То, что для него является сутью, «голубенью», таинственным светом, для нее – просто полузабытая картинка.
- «Ах!.. Да… (наконец-то вспомнила. – Ст. и С. К.)
- Это было в детстве…
- Другой… Не осенний рассвет…
- Мы с вами сидели вместе…
- Нам по шестнадцать лет…»
И как бы окончательно поняв, что они говорят на разных языках, живут в разных временах и разными чувствами, героиня поступает так, как и положено разочаровавшейся в своих ожиданиях женщине:
- Потом, оглядев меня нежно
- И лебедя выгнув рукой,
- Сказала как будто небрежно:
- «Ну, ладно…
- Пора на покой…»
В этих сценах Есенин впервые проявил себя каким-то волшебником, умеющим изображать и замечать тончайшие движения человеческой души…

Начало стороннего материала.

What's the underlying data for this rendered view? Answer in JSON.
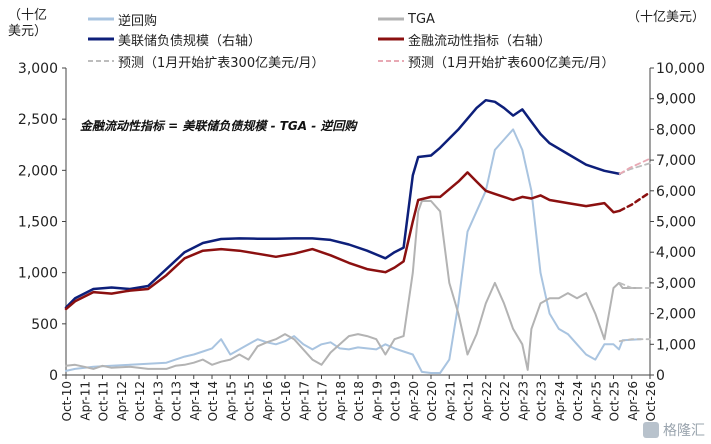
{
  "units": {
    "left": "（十亿\n美元）",
    "right": "（十亿美元）"
  },
  "annotation": "金融流动性指标 = 美联储负债规模 - TGA - 逆回购",
  "watermark": "格隆汇",
  "colors": {
    "rrp": "#a9c4e0",
    "fed": "#0d1f7a",
    "tga": "#b3b3b3",
    "liq": "#8b1010",
    "forecast300": "#bdbdbd",
    "forecast600": "#e8a9b4"
  },
  "chart_data": {
    "type": "line",
    "xlabels": [
      "Oct-10",
      "Apr-11",
      "Oct-11",
      "Apr-12",
      "Oct-12",
      "Apr-13",
      "Oct-13",
      "Apr-14",
      "Oct-14",
      "Apr-15",
      "Oct-15",
      "Apr-16",
      "Oct-16",
      "Apr-17",
      "Oct-17",
      "Apr-18",
      "Oct-18",
      "Apr-19",
      "Oct-19",
      "Apr-20",
      "Oct-20",
      "Apr-21",
      "Oct-21",
      "Apr-22",
      "Oct-22",
      "Apr-23",
      "Oct-23",
      "Apr-24",
      "Oct-24",
      "Apr-25",
      "Oct-25",
      "Apr-26",
      "Oct-26"
    ],
    "y_left": {
      "range": [
        0,
        3000
      ],
      "ticks": [
        0,
        500,
        1000,
        1500,
        2000,
        2500,
        3000
      ]
    },
    "y_right": {
      "range": [
        0,
        10000
      ],
      "ticks": [
        0,
        1000,
        2000,
        3000,
        4000,
        5000,
        6000,
        7000,
        8000,
        9000,
        10000
      ]
    },
    "x_range": [
      2010.75,
      2026.75
    ],
    "legend": [
      {
        "key": "rrp",
        "label": "逆回购",
        "axis": "left"
      },
      {
        "key": "fed",
        "label": "美联储负债规模（右轴）",
        "axis": "right"
      },
      {
        "key": "forecast300",
        "label": "预测（1月开始扩表300亿美元/月）",
        "dashed": true
      },
      {
        "key": "tga",
        "label": "TGA",
        "axis": "left"
      },
      {
        "key": "liq",
        "label": "金融流动性指标（右轴）",
        "axis": "right"
      },
      {
        "key": "forecast600",
        "label": "预测（1月开始扩表600亿美元/月）",
        "dashed": true
      }
    ],
    "series": [
      {
        "key": "rrp",
        "axis": "left",
        "points": [
          [
            2010.75,
            40
          ],
          [
            2011.0,
            60
          ],
          [
            2011.5,
            80
          ],
          [
            2012.0,
            90
          ],
          [
            2012.5,
            100
          ],
          [
            2013.0,
            110
          ],
          [
            2013.5,
            120
          ],
          [
            2013.75,
            150
          ],
          [
            2014.0,
            180
          ],
          [
            2014.25,
            200
          ],
          [
            2014.5,
            230
          ],
          [
            2014.75,
            260
          ],
          [
            2015.0,
            350
          ],
          [
            2015.25,
            200
          ],
          [
            2015.5,
            250
          ],
          [
            2015.75,
            300
          ],
          [
            2016.0,
            350
          ],
          [
            2016.25,
            320
          ],
          [
            2016.5,
            300
          ],
          [
            2016.75,
            330
          ],
          [
            2017.0,
            380
          ],
          [
            2017.25,
            300
          ],
          [
            2017.5,
            250
          ],
          [
            2017.75,
            300
          ],
          [
            2018.0,
            320
          ],
          [
            2018.25,
            260
          ],
          [
            2018.5,
            250
          ],
          [
            2018.75,
            270
          ],
          [
            2019.0,
            260
          ],
          [
            2019.25,
            250
          ],
          [
            2019.5,
            300
          ],
          [
            2019.75,
            260
          ],
          [
            2020.0,
            230
          ],
          [
            2020.25,
            200
          ],
          [
            2020.5,
            30
          ],
          [
            2020.75,
            20
          ],
          [
            2021.0,
            20
          ],
          [
            2021.25,
            150
          ],
          [
            2021.5,
            700
          ],
          [
            2021.75,
            1400
          ],
          [
            2022.0,
            1600
          ],
          [
            2022.25,
            1800
          ],
          [
            2022.5,
            2200
          ],
          [
            2022.75,
            2300
          ],
          [
            2023.0,
            2400
          ],
          [
            2023.25,
            2200
          ],
          [
            2023.5,
            1800
          ],
          [
            2023.75,
            1000
          ],
          [
            2024.0,
            600
          ],
          [
            2024.25,
            450
          ],
          [
            2024.5,
            400
          ],
          [
            2024.75,
            300
          ],
          [
            2025.0,
            200
          ],
          [
            2025.25,
            150
          ],
          [
            2025.5,
            300
          ],
          [
            2025.75,
            300
          ],
          [
            2025.9,
            250
          ],
          [
            2026.0,
            340
          ],
          [
            2026.5,
            350
          ]
        ]
      },
      {
        "key": "tga",
        "axis": "left",
        "points": [
          [
            2010.75,
            90
          ],
          [
            2011.0,
            100
          ],
          [
            2011.25,
            80
          ],
          [
            2011.5,
            60
          ],
          [
            2011.75,
            90
          ],
          [
            2012.0,
            70
          ],
          [
            2012.5,
            80
          ],
          [
            2013.0,
            60
          ],
          [
            2013.5,
            60
          ],
          [
            2013.75,
            90
          ],
          [
            2014.0,
            100
          ],
          [
            2014.25,
            120
          ],
          [
            2014.5,
            150
          ],
          [
            2014.75,
            100
          ],
          [
            2015.0,
            130
          ],
          [
            2015.25,
            150
          ],
          [
            2015.5,
            200
          ],
          [
            2015.75,
            150
          ],
          [
            2016.0,
            280
          ],
          [
            2016.25,
            320
          ],
          [
            2016.5,
            350
          ],
          [
            2016.75,
            400
          ],
          [
            2017.0,
            350
          ],
          [
            2017.25,
            250
          ],
          [
            2017.5,
            150
          ],
          [
            2017.75,
            100
          ],
          [
            2018.0,
            220
          ],
          [
            2018.25,
            300
          ],
          [
            2018.5,
            380
          ],
          [
            2018.75,
            400
          ],
          [
            2019.0,
            380
          ],
          [
            2019.25,
            350
          ],
          [
            2019.5,
            200
          ],
          [
            2019.75,
            350
          ],
          [
            2020.0,
            380
          ],
          [
            2020.25,
            1000
          ],
          [
            2020.4,
            1600
          ],
          [
            2020.5,
            1700
          ],
          [
            2020.75,
            1700
          ],
          [
            2021.0,
            1600
          ],
          [
            2021.25,
            900
          ],
          [
            2021.5,
            600
          ],
          [
            2021.75,
            200
          ],
          [
            2022.0,
            400
          ],
          [
            2022.25,
            700
          ],
          [
            2022.5,
            900
          ],
          [
            2022.75,
            700
          ],
          [
            2023.0,
            450
          ],
          [
            2023.25,
            300
          ],
          [
            2023.4,
            50
          ],
          [
            2023.5,
            450
          ],
          [
            2023.75,
            700
          ],
          [
            2024.0,
            750
          ],
          [
            2024.25,
            750
          ],
          [
            2024.5,
            800
          ],
          [
            2024.75,
            750
          ],
          [
            2025.0,
            800
          ],
          [
            2025.25,
            600
          ],
          [
            2025.5,
            350
          ],
          [
            2025.75,
            850
          ],
          [
            2025.9,
            900
          ],
          [
            2026.0,
            850
          ],
          [
            2026.5,
            850
          ]
        ]
      },
      {
        "key": "fed",
        "axis": "right",
        "points": [
          [
            2010.75,
            2200
          ],
          [
            2011.0,
            2500
          ],
          [
            2011.5,
            2800
          ],
          [
            2012.0,
            2850
          ],
          [
            2012.5,
            2800
          ],
          [
            2013.0,
            2900
          ],
          [
            2013.5,
            3450
          ],
          [
            2014.0,
            4000
          ],
          [
            2014.5,
            4300
          ],
          [
            2015.0,
            4430
          ],
          [
            2015.5,
            4450
          ],
          [
            2016.0,
            4440
          ],
          [
            2016.5,
            4440
          ],
          [
            2017.0,
            4450
          ],
          [
            2017.5,
            4450
          ],
          [
            2018.0,
            4400
          ],
          [
            2018.5,
            4250
          ],
          [
            2019.0,
            4050
          ],
          [
            2019.5,
            3800
          ],
          [
            2019.75,
            4000
          ],
          [
            2020.0,
            4150
          ],
          [
            2020.25,
            6500
          ],
          [
            2020.4,
            7100
          ],
          [
            2020.75,
            7150
          ],
          [
            2021.0,
            7400
          ],
          [
            2021.5,
            8000
          ],
          [
            2022.0,
            8700
          ],
          [
            2022.25,
            8950
          ],
          [
            2022.5,
            8900
          ],
          [
            2022.75,
            8700
          ],
          [
            2023.0,
            8450
          ],
          [
            2023.25,
            8650
          ],
          [
            2023.5,
            8250
          ],
          [
            2023.75,
            7850
          ],
          [
            2024.0,
            7550
          ],
          [
            2024.5,
            7200
          ],
          [
            2025.0,
            6850
          ],
          [
            2025.5,
            6650
          ],
          [
            2025.92,
            6550
          ]
        ]
      },
      {
        "key": "liq",
        "axis": "right",
        "points": [
          [
            2010.75,
            2150
          ],
          [
            2011.0,
            2400
          ],
          [
            2011.5,
            2700
          ],
          [
            2012.0,
            2650
          ],
          [
            2012.5,
            2750
          ],
          [
            2013.0,
            2800
          ],
          [
            2013.5,
            3250
          ],
          [
            2014.0,
            3800
          ],
          [
            2014.5,
            4050
          ],
          [
            2015.0,
            4100
          ],
          [
            2015.5,
            4050
          ],
          [
            2016.0,
            3950
          ],
          [
            2016.5,
            3850
          ],
          [
            2017.0,
            3950
          ],
          [
            2017.5,
            4100
          ],
          [
            2018.0,
            3900
          ],
          [
            2018.5,
            3650
          ],
          [
            2019.0,
            3450
          ],
          [
            2019.5,
            3350
          ],
          [
            2019.75,
            3500
          ],
          [
            2020.0,
            3700
          ],
          [
            2020.25,
            5000
          ],
          [
            2020.4,
            5700
          ],
          [
            2020.75,
            5800
          ],
          [
            2021.0,
            5800
          ],
          [
            2021.5,
            6300
          ],
          [
            2021.75,
            6600
          ],
          [
            2022.0,
            6300
          ],
          [
            2022.25,
            6000
          ],
          [
            2022.5,
            5900
          ],
          [
            2022.75,
            5800
          ],
          [
            2023.0,
            5700
          ],
          [
            2023.25,
            5800
          ],
          [
            2023.5,
            5750
          ],
          [
            2023.75,
            5850
          ],
          [
            2024.0,
            5700
          ],
          [
            2024.5,
            5600
          ],
          [
            2025.0,
            5500
          ],
          [
            2025.5,
            5600
          ],
          [
            2025.75,
            5300
          ],
          [
            2025.92,
            5350
          ]
        ]
      },
      {
        "key": "forecast300",
        "axis": "left",
        "dashed": true,
        "points": [
          [
            2025.92,
            900
          ],
          [
            2026.25,
            850
          ],
          [
            2026.75,
            850
          ]
        ]
      },
      {
        "key": "forecast300",
        "axis": "left",
        "dashed": true,
        "points": [
          [
            2025.92,
            330
          ],
          [
            2026.25,
            350
          ],
          [
            2026.75,
            350
          ]
        ]
      },
      {
        "key": "forecast300",
        "axis": "right",
        "dashed": true,
        "points": [
          [
            2025.92,
            6550
          ],
          [
            2026.2,
            6700
          ],
          [
            2026.75,
            6900
          ]
        ]
      },
      {
        "key": "forecast600",
        "axis": "right",
        "dashed": true,
        "points": [
          [
            2025.92,
            6550
          ],
          [
            2026.2,
            6750
          ],
          [
            2026.75,
            7050
          ]
        ]
      },
      {
        "key": "liq",
        "axis": "right",
        "dashed": true,
        "points": [
          [
            2025.92,
            5350
          ],
          [
            2026.25,
            5550
          ],
          [
            2026.75,
            5950
          ]
        ]
      }
    ]
  }
}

А в награду ему уже как бы из другого, потустороннего, мира через какое-то время приходит письмо, где вдруг обнаруживается, что она все вспомнила, превратившись из красивой солдатки в юную давнюю девушку, которую он уже никогда не увидит. Его погружение в деревне в шестнадцатилетнее чувство оказалось не напрасным. За тысячи километров она все вспомнила и как бы соединилась с ним душой:
- «Вы живы?.. Я очень рада…
- Я тоже, как вы, жива.
- Так часто мне снится ограда,
- Калитка и ваши слова…»
Она жива, они ожили душою, они теперь навеки вместе, и, венчая этот мистический роман возрождения и обручения душ в поэме, в первый и в последний раз возникает столь дорогой и столь возвышенный мотив божественного синего цвета.
- Теперь я от вас далеко…
- В России теперь апрель.
- И синею заволокой
- Покрыта береза и ель.
Души встретились, прозрели и расстались, каждая удалившись в свой монастырь. Как в юношеском стихотворении:
- Все тот же вздох упруго жмет
- Твои надломленные плечи
- О том, кто за морем живет
- И кто от родины далече.
- И все тягуче память дня
- Перед пристойным ликом жизни.
- О, помолись и за меня,
- За бесприютного в отчизне!
Кроме «Анны Снегиной», Есенин писал в Батуме «Персидские мотивы», но стоит ли говорить о них подробно? Они все о жизни, «что былой не была», поскольку от первой до последней строчки погружены в горнюю синь.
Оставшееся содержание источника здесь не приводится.